We need to write another function in order to compute “relative payroll”. This function will take in a vector x, compute its median, and then divides every element of x by the median.

> relative <- function(x){
+   med <- median(x, na.rm = TRUE)
+   return( x/med )  
+ }

Read in the MLB Payroll Data and load it into a tibble called mlb_payrolls.

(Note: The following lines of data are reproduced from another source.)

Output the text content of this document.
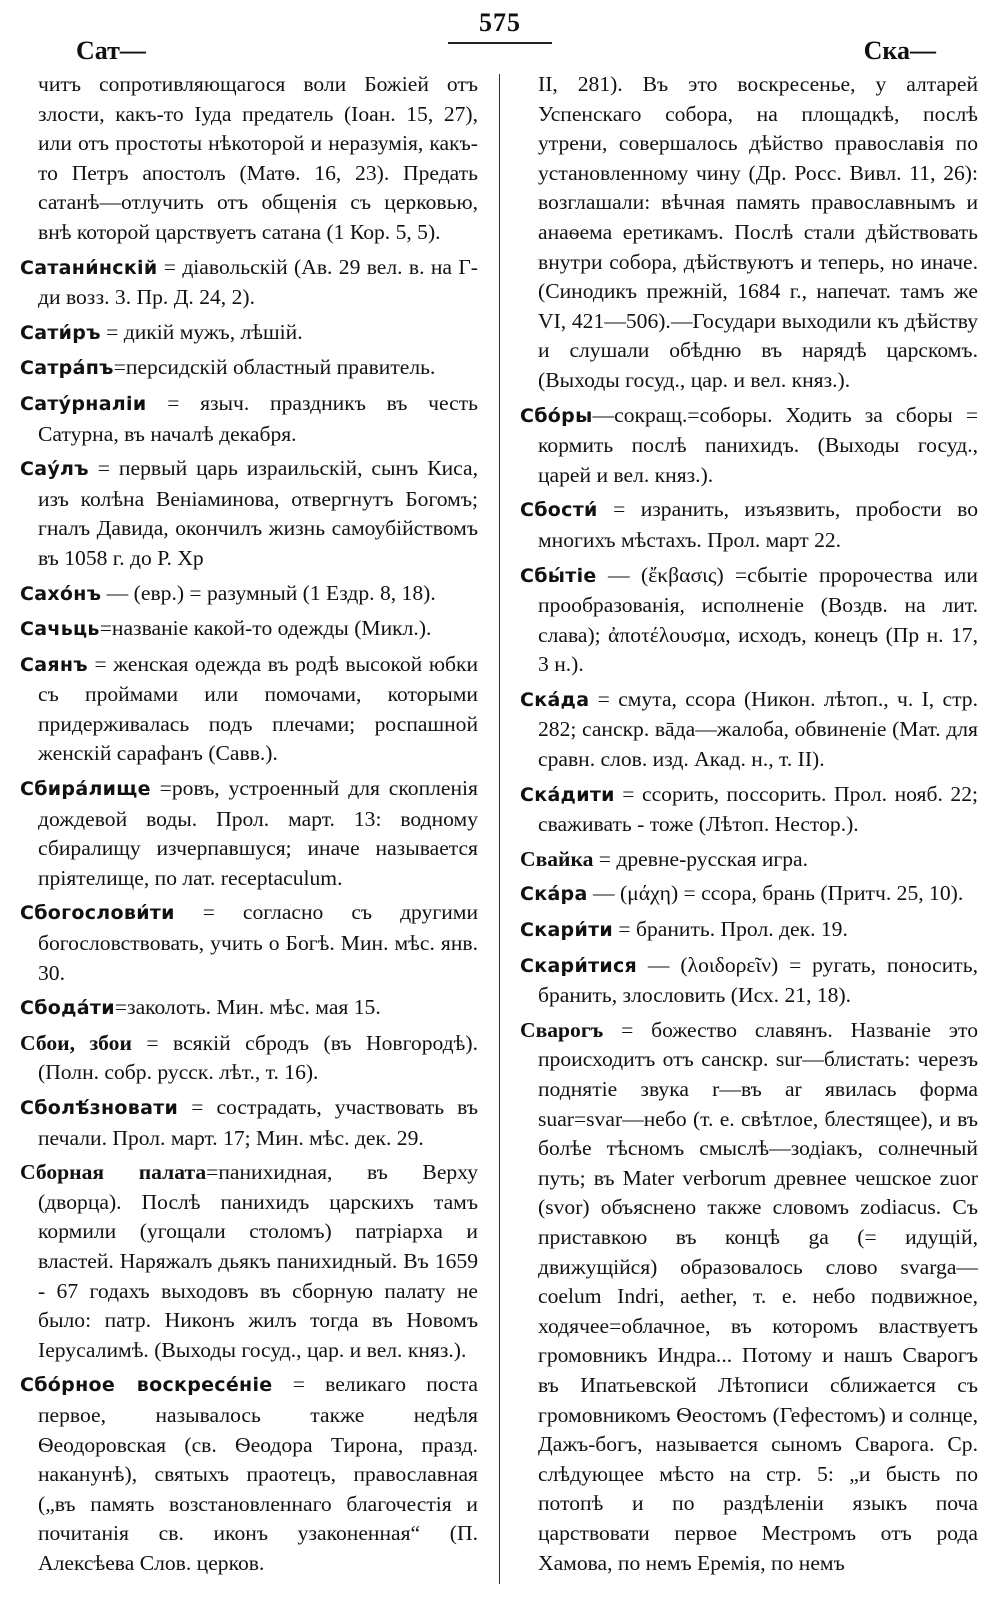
575
Сат—	Ска—

читъ сопротивляющагося воли Божіей отъ злости, какъ-то Іуда предатель (Іоан. 15, 27), или отъ простоты нѣкоторой и неразумія, какъ-то Петръ апостолъ (Матѳ. 16, 23). Предать сатанѣ—отлучить отъ общенія съ церковью, внѣ которой царствуетъ сатана (1 Кор. 5, 5).

Сатани́нскій = діавольскій (Ав. 29 вел. в. на Г-ди возз. 3. Пр. Д. 24, 2).

Сати́ръ = дикій мужъ, лѣшій.

Сатра́пъ=персидскій областный правитель.

Сату́рналіи = языч. праздникъ въ честь Сатурна, въ началѣ декабря.

Сау́лъ = первый царь израильскій, сынъ Киса, изъ колѣна Веніаминова, отвергнутъ Богомъ; гналъ Давида, окончилъ жизнь самоубійствомъ въ 1058 г. до Р. Хр

Сахо́нъ — (евр.) = разумный (1 Ездр. 8, 18).

Сачьць=названіе какой-то одежды (Микл.).

Саянъ = женская одежда въ родѣ высокой юбки съ проймами или помочами, которыми придерживалась подъ плечами; роспашной женскій сарафанъ (Савв.).

Сбира́лище =ровъ, устроенный для скопленія дождевой воды. Прол. март. 13: водному сбиралищу изчерпавшуся; иначе называется пріятелище, по лат. receptaculum.

Сбогослови́ти = согласно съ другими богословствовать, учить о Богѣ. Мин. мѣс. янв. 30.

Сбода́ти=заколоть. Мин. мѣс. мая 15.

Сбои, збои = всякій сбродъ (въ Новгородѣ). (Полн. собр. русск. лѣт., т. 16).

Сболѣ́зновати = сострадать, участвовать въ печали. Прол. март. 17; Мин. мѣс. дек. 29.

Сборная палата=панихидная, въ Верху (дворца). Послѣ панихидъ царскихъ тамъ кормили (угощали столомъ) патріарха и властей. Наряжалъ дьякъ панихидный. Въ 1659 - 67 годахъ выходовъ въ сборную палату не было: патр. Никонъ жилъ тогда въ Новомъ Іерусалимѣ. (Выходы госуд., цар. и вел. княз.).

Сбо́рное воскресе́ніе = великаго поста первое, называлось также недѣля Ѳеодоровская (св. Ѳеодора Тирона, празд. наканунѣ), святыхъ праотецъ, православная („въ память возстановленнаго благочестія и почитанія св. иконъ узаконенная“ (П. Алексѣева Слов. церков.

II, 281). Въ это воскресенье, у алтарей Успенскаго собора, на площадкѣ, послѣ утрени, совершалось дѣйство православія по установленному чину (Др. Росс. Вивл. 11, 26): возглашали: вѣчная память православнымъ и анаѳема еретикамъ. Послѣ стали дѣйствовать внутри собора, дѣйствуютъ и теперь, но иначе. (Синодикъ прежній, 1684 г., напечат. тамъ же VI, 421—506).—Государи выходили къ дѣйству и слушали обѣдню въ нарядѣ царскомъ. (Выходы госуд., цар. и вел. княз.).

Сбо́ры—сокращ.=соборы. Ходить за сборы = кормить послѣ панихидъ. (Выходы госуд., царей и вел. княз.).

Сбости́ = изранить, изъязвить, пробости во многихъ мѣстахъ. Прол. март 22.

Сбы́тіе — (ἔκβασις) =сбытіе пророчества или прообразованія, исполненіе (Воздв. на лит. слава); ἀποτέλουσμα, исходъ, конецъ (Пр н. 17, 3 н.).

Ска́да = смута, ссора (Никон. лѣтоп., ч. I, стр. 282; санскр. вāда—жалоба, обвиненіе (Мат. для сравн. слов. изд. Акад. н., т. II).

Ска́дити = ссорить, поссорить. Прол. нояб. 22; сваживать - тоже (Лѣтоп. Нестор.).

Свайка = древне-русская игра.

Ска́ра — (μάχη) = ссора, брань (Притч. 25, 10).

Скари́ти = бранить. Прол. дек. 19.

Скари́тися — (λοιδορεῖν) = ругать, поносить, бранить, злословить (Исх. 21, 18).

Сварогъ = божество славянъ. Названіе это происходитъ отъ санскр. sur—блистать: черезъ поднятіе звука r—въ ar явилась форма suar=svar—небо (т. е. свѣтлое, блестящее), и въ болѣе тѣсномъ смыслѣ—зодіакъ, солнечный путь; въ Mater verborum древнее чешское zuor (svor) объяснено также словомъ zodiacus. Съ приставкою въ концѣ ga (= идущій, движущійся) образовалось слово svarga—coelum Indri, aether, т. е. небо подвижное, ходячее=облачное, въ которомъ властвуетъ громовникъ Индра... Потому и нашъ Сварогъ въ Ипатьевской Лѣтописи сближается съ громовникомъ Ѳеостомъ (Гефестомъ) и солнце, Дажъ-богъ, называется сыномъ Сварога. Ср. слѣдующее мѣсто на стр. 5: „и бысть по потопѣ и по раздѣленіи языкъ поча царствовати первое Местромъ отъ рода Хамова, по немъ Еремія, по немъ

Parsed with column specification:
cols(
  Team = col_character(),
  GM = col_character(),
  Team_Payroll = col_integer(),
  Winning_Percentage = col_double(),
  Year = col_integer()
)

Using the pipe %>%, group_by(), and mutate(), add a column to mlb_payrolls that contains the relative payroll for each team.
Make a scatterplot of winning percentage against relative payrolls. Comment on the relationship. Your scatterplot should be identical to one you made in Problem Set 2.
Using the summarize() function, compute the average team payroll and relative payroll for each year. Save these results in a new tbl called payroll_avg.
Make a scatterplot that shows how team payrolls have evolved over the year. Similar to what we did in Module 4, add a line to this scatterplot that shows the average team payroll. Do the same thing for relative payroll. What do you notice about the average team payroll and relative payroll?
As you will see in coming lectures, correlation is a measure of the strength of the linear relationship between two variables. The closer to +1 or -1 the correlation between two variables is, the more predictable they are of each other. We can compute it using the cor() function. Using summary() and cor(), compute the correlation between relative payroll and winning percentage within each year. What do you notice about how the relationship between winning percentage and relative payroll changes year to year?

# A tibble: 18 x 2
    Year   cor
   <int> <dbl>
 1  1998 0.764
 2  1999 0.699
 3  2000 0.327
 4  2001 0.338
 5  2002 0.443
 6  2003 0.415
 7  2004 0.515
 8  2005 0.497
 9  2006 0.538
10  2007 0.495
11  2008 0.322
12  2009 0.504
13  2010 0.347
14  2011 0.408
15  2012 0.195
16  2013 0.330
17  2014 0.297
18  2015 0.281

A Challenge Question

Without running the code, work with your teammates to see if you can figure out what the code below is doing.

> batting_2014_2015 <-
+   batting %>%
+   filter(yearID %in% c(2014, 2015)) %>%
+   group_by(playerID) %>%
+   filter(n() == 2) %>% 
+   select(playerID, yearID, BA) %>%
+   arrange(playerID)

Run the code above and save the tbl batting_2014_2015.RData to the file “data/batting_2014_2015.RData”. We will return to this dataset in Module 6.